La sortie d’un immeuble du domaine public d’une personne publique implique d’adopter une décision de déclassement, prise au vu du constat de la désaffectation préalable du bien. Si la désaffectation correspond normalement à un état de fait, le Conseil d’État juge dans la présente affaire qu’elle peut, à titre exceptionnel, procéder d’un acte juridique, dans le cas où une activité, précédemment exercée dans le cadre du service public, continue d’être exercée au sein de l’immeuble selon les règles du droit privé. Il juge ainsi qu’une communauté urbaine, compétente pour adapter l’organisation et les conditions de fonctionnement du service public correspondant à l’organisation d’un marché de gros permettant la commercialisation de fruits et légumes issus de la production locale et comportant une halle aux grossistes, peut légalement prendre une mesure réduisant le périmètre de ce marché, entraînant la désaffectation de tout ou partie de la halle aux grossistes au service public dont elle a la charge, quand bien même des entreprises continueraient d’y exercer une activité de commerce de gros.

Romain Victor
Rapporteur public
Cours & Tribunaux
CE, 12 mars 2025, n° 488167, 488200, Communauté urbaine Perpignan Méditerranée Métropole, Sté SCI Gin 66
CONCLUSIONS
1. Faits
Par une délibération du 26 juin 1980, le conseil municipal de Perpignan (Pyrénées-Orientales) a décidé le transfert du marché de gros de fruits et légumes, à l’étroit dans ses murs au centre-ville, vers l’ouest de l’agglomération, sur l’espace économique Grand Saint-Charles, situé le long de l’autoroute A9 La Catalane et à proximité de la voie de chemin de fer, le coût de cette opération pour la commune étant chiffré à 31 millions de francs.

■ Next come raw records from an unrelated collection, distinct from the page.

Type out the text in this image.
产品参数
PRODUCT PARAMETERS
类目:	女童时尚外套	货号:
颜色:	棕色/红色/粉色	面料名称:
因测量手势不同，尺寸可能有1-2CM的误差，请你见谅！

Ce marché réservé aux professionnels ayant pour activité le commerce de fruits, légumes et fleurs récoltés localement, ainsi que de produits du terroir, a ouvert en 1985, sa gestion étant confiée à un délégataire de service public, le Syndicat des producteurs des fruits et légumes du Roussillon (Sopro).
En 2008-2009, les lieux sont devenus la propriété de la communauté d’agglomération Perpignan Méditerranée, transformée en communauté urbaine Perpignan Méditerranée Métropole au 1er janvier 2016.

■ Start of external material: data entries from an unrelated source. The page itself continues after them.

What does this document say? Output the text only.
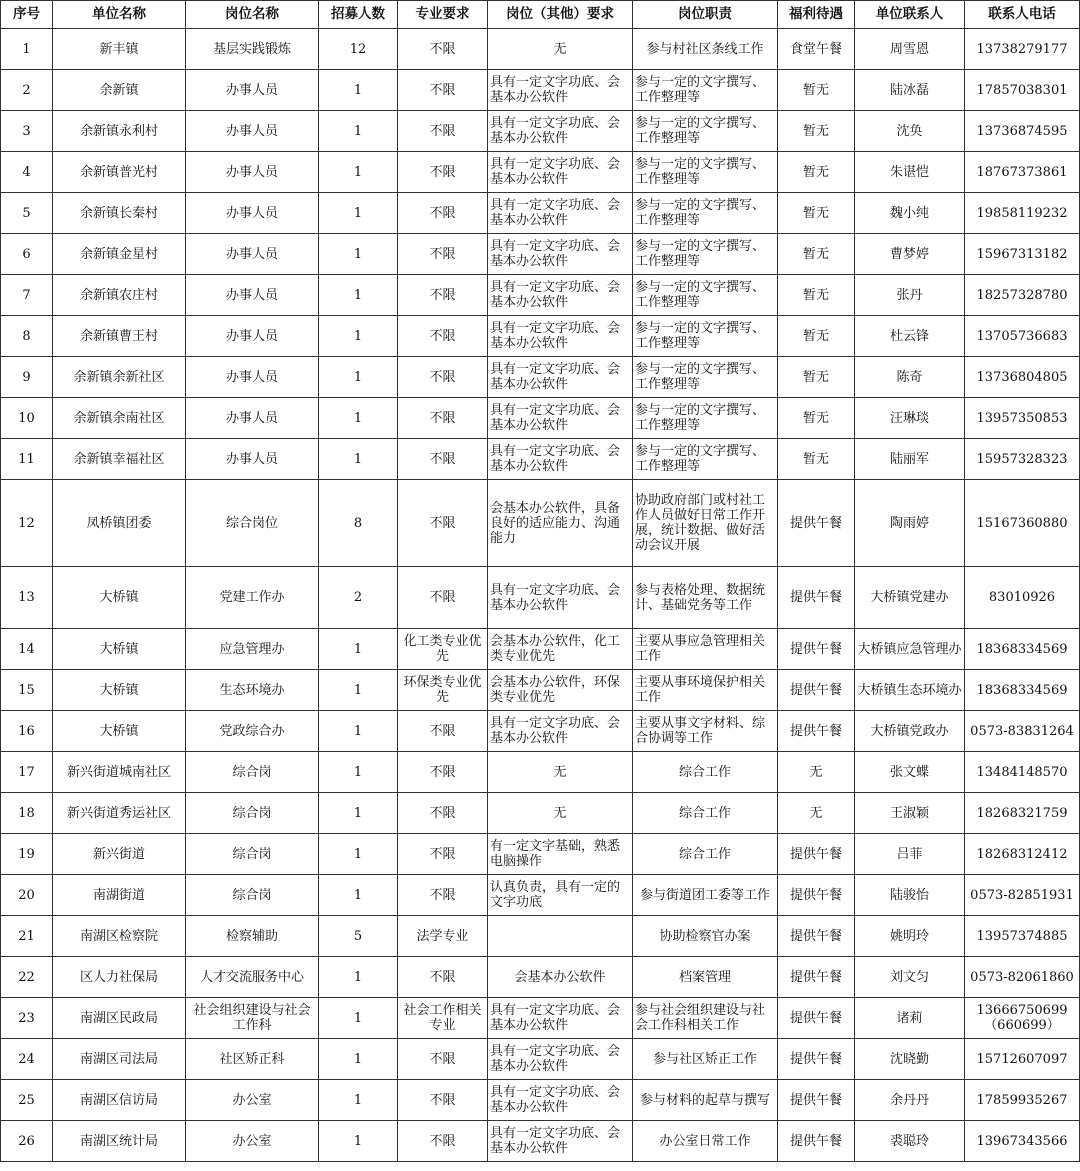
序号	单位名称	岗位名称	招募人数	专业要求	岗位（其他）要求	岗位职责	福利待遇	单位联系人	联系人电话
1	新丰镇	基层实践锻炼	12	不限	无	参与村社区条线工作	食堂午餐	周雪恩	13738279177
2	余新镇	办事人员	1	不限	具有一定文字功底、会基本办公软件	参与一定的文字撰写、工作整理等	暂无	陆冰磊	17857038301
3	余新镇永利村	办事人员	1	不限	具有一定文字功底、会基本办公软件	参与一定的文字撰写、工作整理等	暂无	沈奂	13736874595
4	余新镇普光村	办事人员	1	不限	具有一定文字功底、会基本办公软件	参与一定的文字撰写、工作整理等	暂无	朱谌恺	18767373861
5	余新镇长秦村	办事人员	1	不限	具有一定文字功底、会基本办公软件	参与一定的文字撰写、工作整理等	暂无	魏小纯	19858119232
6	余新镇金星村	办事人员	1	不限	具有一定文字功底、会基本办公软件	参与一定的文字撰写、工作整理等	暂无	曹梦婷	15967313182
7	余新镇农庄村	办事人员	1	不限	具有一定文字功底、会基本办公软件	参与一定的文字撰写、工作整理等	暂无	张丹	18257328780
8	余新镇曹王村	办事人员	1	不限	具有一定文字功底、会基本办公软件	参与一定的文字撰写、工作整理等	暂无	杜云锋	13705736683
9	余新镇余新社区	办事人员	1	不限	具有一定文字功底、会基本办公软件	参与一定的文字撰写、工作整理等	暂无	陈奇	13736804805
10	余新镇余南社区	办事人员	1	不限	具有一定文字功底、会基本办公软件	参与一定的文字撰写、工作整理等	暂无	汪琳琰	13957350853
11	余新镇幸福社区	办事人员	1	不限	具有一定文字功底、会基本办公软件	参与一定的文字撰写、工作整理等	暂无	陆丽军	15957328323
12	凤桥镇团委	综合岗位	8	不限	会基本办公软件，具备良好的适应能力、沟通能力	协助政府部门或村社工作人员做好日常工作开展，统计数据、做好活动会议开展	提供午餐	陶雨婷	15167360880
13	大桥镇	党建工作办	2	不限	具有一定文字功底、会基本办公软件	参与表格处理、数据统计、基础党务等工作	提供午餐	大桥镇党建办	83010926
14	大桥镇	应急管理办	1	化工类专业优先	会基本办公软件，化工类专业优先	主要从事应急管理相关工作	提供午餐	大桥镇应急管理办	18368334569
15	大桥镇	生态环境办	1	环保类专业优先	会基本办公软件，环保类专业优先	主要从事环境保护相关工作	提供午餐	大桥镇生态环境办	18368334569
16	大桥镇	党政综合办	1	不限	具有一定文字功底、会基本办公软件	主要从事文字材料、综合协调等工作	提供午餐	大桥镇党政办	0573-83831264
17	新兴街道城南社区	综合岗	1	不限	无	综合工作	无	张文蝶	13484148570
18	新兴街道秀运社区	综合岗	1	不限	无	综合工作	无	王淑颖	18268321759
19	新兴街道	综合岗	1	不限	有一定文字基础，熟悉电脑操作	综合工作	提供午餐	吕菲	18268312412
20	南湖街道	综合岗	1	不限	认真负责，具有一定的文字功底	参与街道团工委等工作	提供午餐	陆骏怡	0573-82851931
21	南湖区检察院	检察辅助	5	法学专业		协助检察官办案	提供午餐	姚明玲	13957374885
22	区人力社保局	人才交流服务中心	1	不限	会基本办公软件	档案管理	提供午餐	刘文匀	0573-82061860
23	南湖区民政局	社会组织建设与社会工作科	1	社会工作相关专业	具有一定文字功底、会基本办公软件	参与社会组织建设与社会工作科相关工作	提供午餐	诸莉	13666750699（660699）
24	南湖区司法局	社区矫正科	1	不限	具有一定文字功底、会基本办公软件	参与社区矫正工作	提供午餐	沈晓勤	15712607097
25	南湖区信访局	办公室	1	不限	具有一定文字功底、会基本办公软件	参与材料的起草与撰写	提供午餐	余丹丹	17859935267
26	南湖区统计局	办公室	1	不限	具有一定文字功底、会基本办公软件	办公室日常工作	提供午餐	裘聪玲	13967343566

L’ensemble immobilier, d’une superficie de 174 000 m², était historiquement constitué de quatre espaces desservis par des voies de circulation et disposant d’emplacements de stationnement : la « halle aux carreaux », destinée à la vente de gré à gré, par des producteurs des Pyrénées-Orientales, de leur production à des acheteurs professionnels ; une « halle aux grossistes » constituée des halls A, B et C ; une « halle agroalimentaire », où étaient vendus notamment de la viande, des fromages, des œufs et du miel ; enfin, des bâtiments administratifs.